I wear a mask when working in my own London plain. I've known for a long time that I'm allergic to that family of trees. Some people react differently to allergens and vomiting is actually not uncommon. It sounds like it was the tree and not mold that was making the previous residents sick.
These beautiful trees come with a price for som people.


----------



## flushcut

There is a reason why they are called sick-u-more.


----------



## Youngbuck20

Hey, I think that's why they are called sick a more haha!


----------



## treeclimber101

They sure are pretty to look at , the old black guy at the wood dump call them army trees , cause they got camo bark , chipping them is like chipping Owens Corning insulation , and when they get the seed pods they burst apart and really make ya sick .:msp_razz: edit : ol colored guy.


----------



## ropensaddle

treeclimber101 said:


> They sure are pretty to look at , the old black guy at the wood dump call them army trees , cause they got camo bark , chipping them is like chipping Owens Corning insulation , and when they get the seed pods they burst apart and really make ya sick .:msp_razz: edit : ol colored guy.



Hahah that reminds me of that late great black comedian Bernie mac. The show was something like , I don't understand why you people call us colored, when you get sick u turn green, when your embarrassed you turn red lol. That guy cracked me up I miss his comedy even if it had profanity he was funny.


----------



## Sunrise Guy

ropensaddle said:


> Hahah that reminds me of that late great black comedian Bernie mac. The show was something like , I don't understand why you people call us colored, when you get sick u turn green, when your embarrassed you turn red lol.

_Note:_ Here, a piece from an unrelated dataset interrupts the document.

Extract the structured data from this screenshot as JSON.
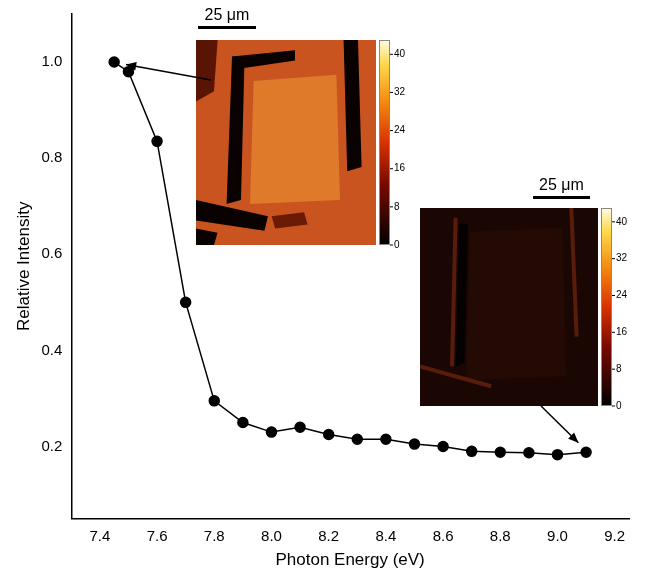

That guy cracked me up I miss his comedy even if it had profanity he was funny.



He/you left out: ---and when you die, you turn purple. I know that from experience, unfortunately. Not a pretty sight.


----------



## hunthawkdog

treeclimber101 said:


> They sure are pretty to look at , the old black guy at the wood dump call them army trees , cause they got camo bark , chipping them is like chipping Owens Corning insulation , and when they get the seed pods they burst apart and really make ya sick .:msp_razz: edit : ol colored guy.



My 3 yr old calls em camo bark


----------



## J.Walker

Sure burns good tho!


----------



## lone wolf




----------